Erntezeit im Paradies

Im Ourika-Tal südlich von Marrakesch kultiviert Christine Ferrari Safran. Für die aktuelle Erntezeit beschäftigt die Baslerin bis zu 50 Berberinnen. Die Qualität ihres «roten Goldes» ist weltweit bekannt.

«Reich werde ich damit nicht»: Für Christine Ferrari steht eine befriedigende Beschäftigung im Mittelpunkt.

(Bild: Lucas Huber)

Im Ourika-Tal südlich von Marrakesch kultiviert Christine Ferrari Safran. Für die aktuelle Erntezeit beschäftigt die Baslerin bis zu 50 Berberinnen. Die Qualität ihres «roten Goldes» ist weltweit bekannt.

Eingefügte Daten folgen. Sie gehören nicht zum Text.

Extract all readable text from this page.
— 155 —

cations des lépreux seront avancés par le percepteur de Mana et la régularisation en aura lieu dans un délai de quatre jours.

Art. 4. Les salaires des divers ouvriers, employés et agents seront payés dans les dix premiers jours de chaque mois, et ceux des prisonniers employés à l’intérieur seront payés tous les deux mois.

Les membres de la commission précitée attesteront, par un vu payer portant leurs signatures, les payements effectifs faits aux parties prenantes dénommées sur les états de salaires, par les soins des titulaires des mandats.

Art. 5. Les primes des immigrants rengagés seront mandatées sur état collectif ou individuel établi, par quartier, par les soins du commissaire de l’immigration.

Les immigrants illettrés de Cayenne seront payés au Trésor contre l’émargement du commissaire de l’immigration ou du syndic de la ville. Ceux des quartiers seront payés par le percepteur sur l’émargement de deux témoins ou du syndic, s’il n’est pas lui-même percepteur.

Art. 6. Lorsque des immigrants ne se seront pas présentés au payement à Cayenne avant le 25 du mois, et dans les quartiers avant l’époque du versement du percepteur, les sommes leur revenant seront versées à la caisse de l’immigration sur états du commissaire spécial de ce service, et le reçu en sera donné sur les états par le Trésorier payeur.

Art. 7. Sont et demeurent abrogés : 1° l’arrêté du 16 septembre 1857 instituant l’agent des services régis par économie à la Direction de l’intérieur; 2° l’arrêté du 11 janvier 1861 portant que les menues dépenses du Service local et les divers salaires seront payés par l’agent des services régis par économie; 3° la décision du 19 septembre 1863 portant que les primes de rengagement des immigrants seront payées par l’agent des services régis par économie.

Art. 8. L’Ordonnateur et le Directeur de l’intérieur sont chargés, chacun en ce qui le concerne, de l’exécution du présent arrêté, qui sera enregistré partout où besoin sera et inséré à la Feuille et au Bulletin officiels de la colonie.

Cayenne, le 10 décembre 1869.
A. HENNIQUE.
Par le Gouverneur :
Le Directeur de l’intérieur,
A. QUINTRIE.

Im Paradies duzt man sich. Darum stellt sich Christine Ferrari, 56, auch nur mit dem Vornamen vor. Nur einmal nennt sie ihren Nachnamen: Als sie eine Geschichte von früher erzählt, als sie noch in der Schweiz arbeitete, Gemeindeverwaltung Ziefen BL, später Kaiseraugst AG, und ein Herr Porsche sie am anderen Ende der Telefonleitung begrüsste. 

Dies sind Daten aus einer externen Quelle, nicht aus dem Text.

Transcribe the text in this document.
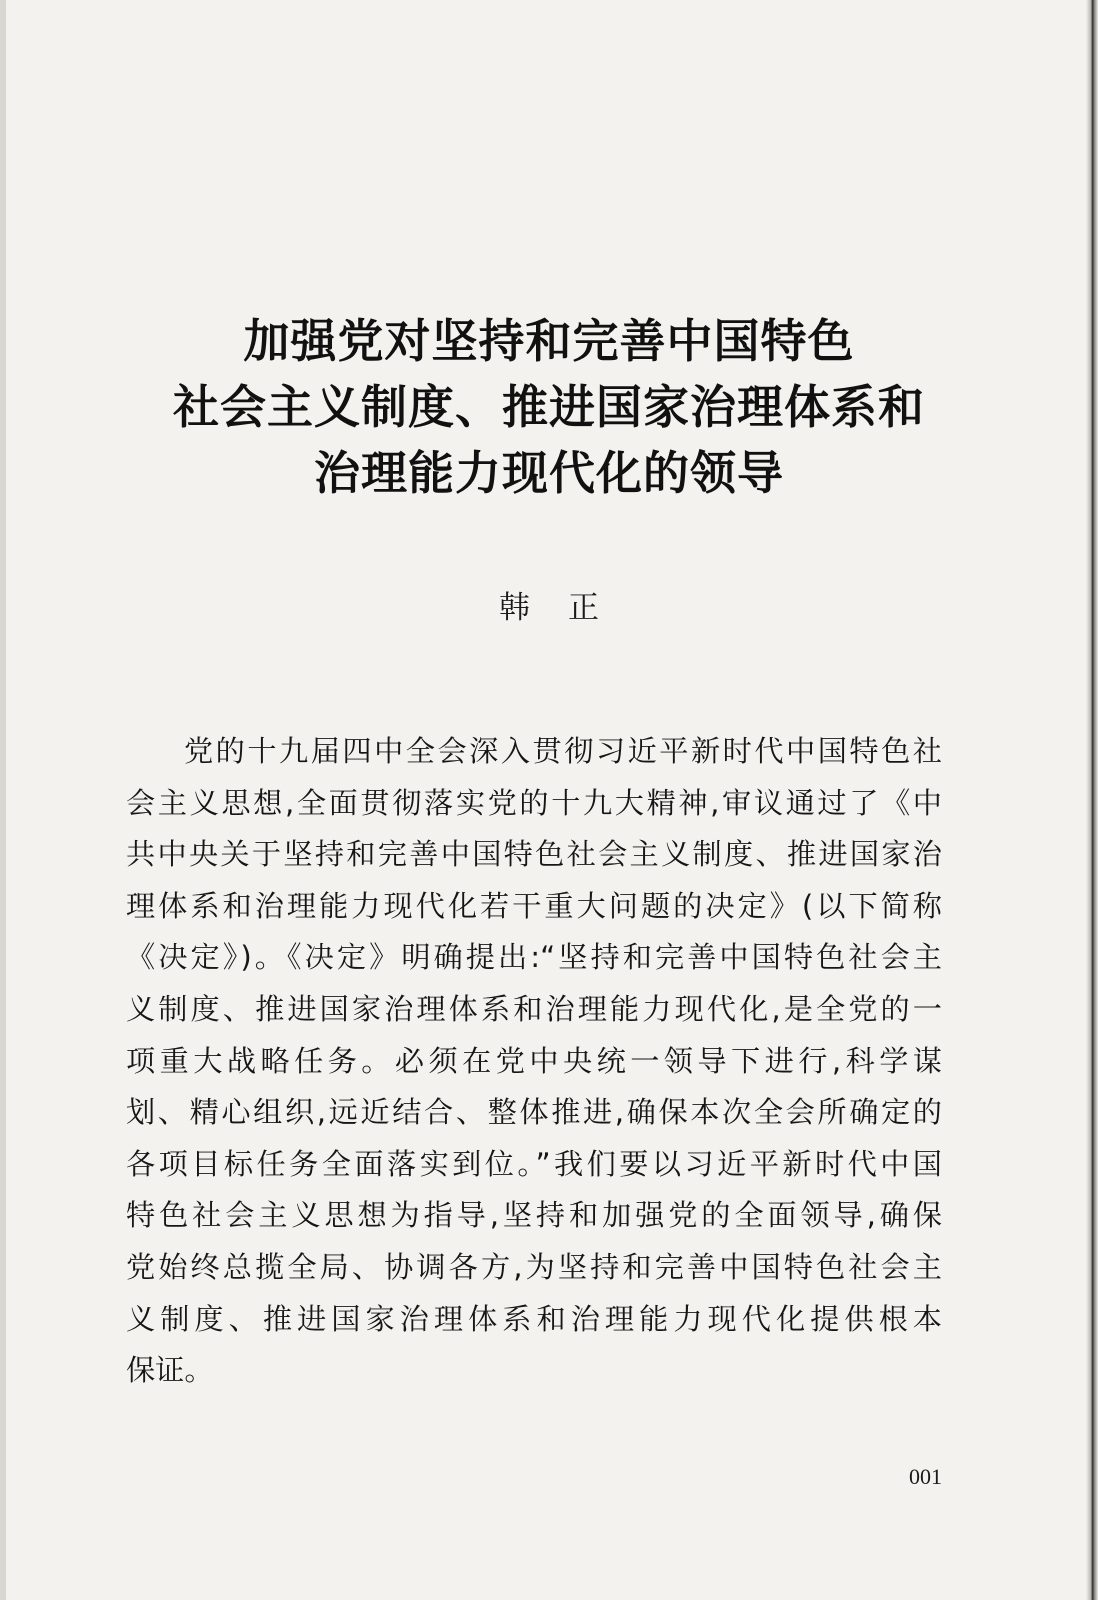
加强党对坚持和完善中国特色
社会主义制度、推进国家治理体系和
治理能力现代化的领导
韩正
党的十九届四中全会深入贯彻习近平新时代中国特色社
会主义思想,全面贯彻落实党的十九大精神,审议通过了《中
共中央关于坚持和完善中国特色社会主义制度、推进国家治
理体系和治理能力现代化若干重大问题的决定》(以下简称
《决定》)。《决定》明确提出:“坚持和完善中国特色社会主
义制度、推进国家治理体系和治理能力现代化,是全党的一
项重大战略任务。必须在党中央统一领导下进行,科学谋
划、精心组织,远近结合、整体推进,确保本次全会所确定的
各项目标任务全面落实到位。”我们要以习近平新时代中国
特色社会主义思想为指导,坚持和加强党的全面领导,确保
党始终总揽全局、协调各方,为坚持和完善中国特色社会主
义制度、推进国家治理体系和治理能力现代化提供根本
保证。
001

Das sorgt für einen Lacher in der heiteren Runde von Schweizer Touristen an diesem Sonntagmorgen im Ourika-Tal am Fuss des Atlasgebirges, 30 Kilometer ausserhalb von Marrakesch, Marokko.

Christine Ferrari betreibt hier eine Safran-Farm, das «Paradis du Safran», auf zwei Hektaren verteilen sich die Knollen von Crocus sativus, der Safran-Pflanze. Und jetzt blühen die Blumen violett, sechs Blütenblätter und: drei rote Safranfäden. Erntezeit im Paradies.



200 Mal bückt sich eine Erntehelferin, um ein Gramm Safran einzusammeln.

200 Mal bückt sich eine Erntehelferin, um ein Gramm Safran einzusammeln. (Bild: Lucas Huber)

Um sie dreht sich alles; sie sind das teuerste Gewürz der Welt, das «rote Gold». Christine Ferrari verkauft ihren Safran für 25 Euro das Gramm. Kein Wunder: 200 Mal bückt sich eine Erntehelferin, um ein Gramm des kostbaren Gutes einzusammeln, erst dann werden die Stempel aus der Blüte gelöst, von ihrem aromafreien unteren Teil befreit, schliesslich getrocknet (übrigens in einem Dörrex), Restfeuchtigkeit: 6,2 Prozent, ein Spitzenwert. Ferrari hat es ausgerechnet: Dreieinhalb Stunden Arbeit summieren sich – für ein Gramm Safran.

Da überrascht es auch nicht, dass Safran ein beliebtes Opfer von Fälschungen ist. Besonders beliebt: Kurkuma, wegen der Farbe. Auch Färberdisteln werden verwendet, Hühnerfedern, geraspeltes Holz, sogar gefärbte und getrocknete Fleischfasern. Darum bietet Christine Ferrari beim Besuch auch ein Safran-Seminar an. Sie gibt Tipps und Tricks, um echten von gefälschtem Safran zu unterscheiden, etwa durch ihre Trichterform.

Wichtig: Safran kommt immer erst ganz zum Schluss der Kochzeit ins Gericht.

500 Gramm reinen Safrans warf die erste Ernte ab, je zwei Kilo die beiden letzten. Ferrari verkauft das Gewürz direkt, liefert auch in die Schweiz, wo ihr Exmann den Vertrieb managt. Ein Bierbrauer bezieht ihren Safran, eine Bäckerei in Freiburg, die Basler Starköchin Tanja Grandits kocht mit Ferraris Safran.

Und die aktuelle Ernte? Es ist ein schlechtes Safranjahr. Ferrari spekulierte eigentlich auf fünf bis sechs Kilo, das wäre nahe am Höchstertrag. Doch obwohl Krokusse überall auf der Welt gedeihen und Temperaturen von 15 Grad unter bis 50 Grad über dem Gefrierpunkt meistern, sind sie Diven und blühen lediglich so üppig, wie sie es für nötig halten. Darum dürfte die Ernte auch in diesem Jahr bei etwa zwei Kilo liegen – Güteklasse 1, Bio-Schweiz-zertifiziert.

«Reich werde ich damit nicht», sagt Christine Ferrari. Das wolle sie auch gar nicht. Eine befriedigende Beschäftigung in einem gemächlichen Umfeld, kurz: Ein einfaches Leben und dabei Glück zu verspüren, das steht für sie im Mittelpunkt.